When designers are coders

In the ever-more-specialized web work world, UI (user interface) designers are frequently a “pure” career. They focus on the visual portion of UX, addressing issues such as branding and interaction design, but not taxonomy and coding. Design work can happen far in advance and apart from development, particularly in a waterfall development environment. It can happen in Agile, too, where a common solution to coordinating design and development is to have the creative work done a sprint or two ahead, a creative designer may find himself focused primarily on comps and web graphics, rather than prototyping or front-end coding. So long as both design and development are readily available to work through changes together once development kicks in, this can work quite well.

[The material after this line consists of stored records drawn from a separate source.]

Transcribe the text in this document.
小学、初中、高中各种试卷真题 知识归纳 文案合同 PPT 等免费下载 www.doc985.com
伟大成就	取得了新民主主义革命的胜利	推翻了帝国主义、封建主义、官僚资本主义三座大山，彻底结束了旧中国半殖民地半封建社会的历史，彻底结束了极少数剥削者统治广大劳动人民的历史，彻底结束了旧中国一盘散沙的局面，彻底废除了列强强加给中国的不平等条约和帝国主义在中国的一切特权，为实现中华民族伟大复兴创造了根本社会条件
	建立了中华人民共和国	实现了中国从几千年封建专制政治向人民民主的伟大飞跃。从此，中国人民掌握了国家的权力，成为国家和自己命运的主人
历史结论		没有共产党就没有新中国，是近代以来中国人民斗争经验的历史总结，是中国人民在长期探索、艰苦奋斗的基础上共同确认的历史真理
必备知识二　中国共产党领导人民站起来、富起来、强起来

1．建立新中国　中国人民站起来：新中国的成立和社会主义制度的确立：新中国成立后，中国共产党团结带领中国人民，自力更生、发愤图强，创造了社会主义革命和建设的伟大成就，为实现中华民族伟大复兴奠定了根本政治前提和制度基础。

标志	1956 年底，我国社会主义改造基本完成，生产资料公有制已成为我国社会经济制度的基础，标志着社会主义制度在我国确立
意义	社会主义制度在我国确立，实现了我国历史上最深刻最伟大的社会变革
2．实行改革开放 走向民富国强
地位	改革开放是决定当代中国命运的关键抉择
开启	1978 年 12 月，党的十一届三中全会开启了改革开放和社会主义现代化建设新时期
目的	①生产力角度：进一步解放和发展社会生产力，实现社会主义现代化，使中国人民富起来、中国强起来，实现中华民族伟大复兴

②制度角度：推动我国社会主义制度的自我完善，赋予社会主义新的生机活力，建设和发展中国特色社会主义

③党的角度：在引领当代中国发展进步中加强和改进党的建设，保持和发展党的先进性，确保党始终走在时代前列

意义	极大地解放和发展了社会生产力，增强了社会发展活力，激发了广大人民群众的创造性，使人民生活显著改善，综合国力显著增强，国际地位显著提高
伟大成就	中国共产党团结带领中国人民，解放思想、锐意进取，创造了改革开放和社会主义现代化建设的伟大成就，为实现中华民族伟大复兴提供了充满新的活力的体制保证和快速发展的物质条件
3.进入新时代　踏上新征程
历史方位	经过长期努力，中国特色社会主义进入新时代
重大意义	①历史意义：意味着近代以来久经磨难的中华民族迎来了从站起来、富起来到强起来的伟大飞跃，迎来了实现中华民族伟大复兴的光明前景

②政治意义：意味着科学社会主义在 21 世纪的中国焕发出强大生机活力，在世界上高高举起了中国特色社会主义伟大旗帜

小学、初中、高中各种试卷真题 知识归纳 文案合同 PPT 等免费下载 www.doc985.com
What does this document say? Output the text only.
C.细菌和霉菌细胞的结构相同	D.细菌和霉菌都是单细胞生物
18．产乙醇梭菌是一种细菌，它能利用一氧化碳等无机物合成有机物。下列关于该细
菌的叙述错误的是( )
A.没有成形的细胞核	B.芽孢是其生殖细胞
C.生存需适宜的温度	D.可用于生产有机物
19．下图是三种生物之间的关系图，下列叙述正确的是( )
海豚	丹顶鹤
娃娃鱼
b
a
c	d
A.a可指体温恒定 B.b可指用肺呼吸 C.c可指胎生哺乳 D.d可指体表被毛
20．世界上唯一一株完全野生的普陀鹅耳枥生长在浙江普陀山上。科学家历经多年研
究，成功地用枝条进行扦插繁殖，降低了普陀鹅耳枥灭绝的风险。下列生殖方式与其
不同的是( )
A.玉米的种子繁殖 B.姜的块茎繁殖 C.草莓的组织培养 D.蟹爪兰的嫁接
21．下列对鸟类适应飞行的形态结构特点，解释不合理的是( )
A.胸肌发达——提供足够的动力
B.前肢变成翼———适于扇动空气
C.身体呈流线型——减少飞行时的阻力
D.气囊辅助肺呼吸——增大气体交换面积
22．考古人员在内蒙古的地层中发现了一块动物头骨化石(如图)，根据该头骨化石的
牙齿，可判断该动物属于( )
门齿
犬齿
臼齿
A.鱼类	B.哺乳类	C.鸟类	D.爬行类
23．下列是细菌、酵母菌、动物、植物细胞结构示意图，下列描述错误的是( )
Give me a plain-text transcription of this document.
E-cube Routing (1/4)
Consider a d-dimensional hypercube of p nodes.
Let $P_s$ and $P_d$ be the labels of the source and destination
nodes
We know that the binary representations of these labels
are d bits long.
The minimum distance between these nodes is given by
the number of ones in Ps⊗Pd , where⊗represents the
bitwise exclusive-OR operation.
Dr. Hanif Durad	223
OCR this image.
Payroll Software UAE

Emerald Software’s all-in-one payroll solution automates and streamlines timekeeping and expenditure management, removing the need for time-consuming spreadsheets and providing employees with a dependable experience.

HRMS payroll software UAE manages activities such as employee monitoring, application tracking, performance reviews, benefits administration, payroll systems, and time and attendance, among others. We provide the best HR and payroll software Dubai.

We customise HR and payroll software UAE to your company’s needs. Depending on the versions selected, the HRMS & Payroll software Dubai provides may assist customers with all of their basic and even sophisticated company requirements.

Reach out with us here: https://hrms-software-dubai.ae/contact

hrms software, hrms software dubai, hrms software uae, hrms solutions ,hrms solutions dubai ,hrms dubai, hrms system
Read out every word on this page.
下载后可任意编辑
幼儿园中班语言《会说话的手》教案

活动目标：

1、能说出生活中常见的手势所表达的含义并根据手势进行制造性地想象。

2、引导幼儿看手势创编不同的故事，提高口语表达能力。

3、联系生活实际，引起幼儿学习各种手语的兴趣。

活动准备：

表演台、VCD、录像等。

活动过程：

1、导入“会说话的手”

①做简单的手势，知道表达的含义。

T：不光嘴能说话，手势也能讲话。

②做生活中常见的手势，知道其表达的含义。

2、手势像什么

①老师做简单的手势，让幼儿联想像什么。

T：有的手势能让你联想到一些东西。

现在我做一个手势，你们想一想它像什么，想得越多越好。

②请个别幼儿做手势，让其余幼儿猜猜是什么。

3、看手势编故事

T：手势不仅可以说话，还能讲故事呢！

This specialization is a good work model, not least because it allows designers to be true experts in interaction, branding, etc. (Please note: I’m not arguing that either the specialist approach, or the shared roles—developer/UI/IA—approach, is better. Both have excellent advantages in different situations.) Such designers do not typically think of themselves as coders.

But they frequently are.

Many UI designers, particularly in the corporate world, work with a style guide. They frequently drive it, as style guides establish a visual language for the site. In the same way that someone flipping channels can frequently tell a CSI scene from a Law & Order scene without looking up the show title, the visual language of a site should set it apart as itself.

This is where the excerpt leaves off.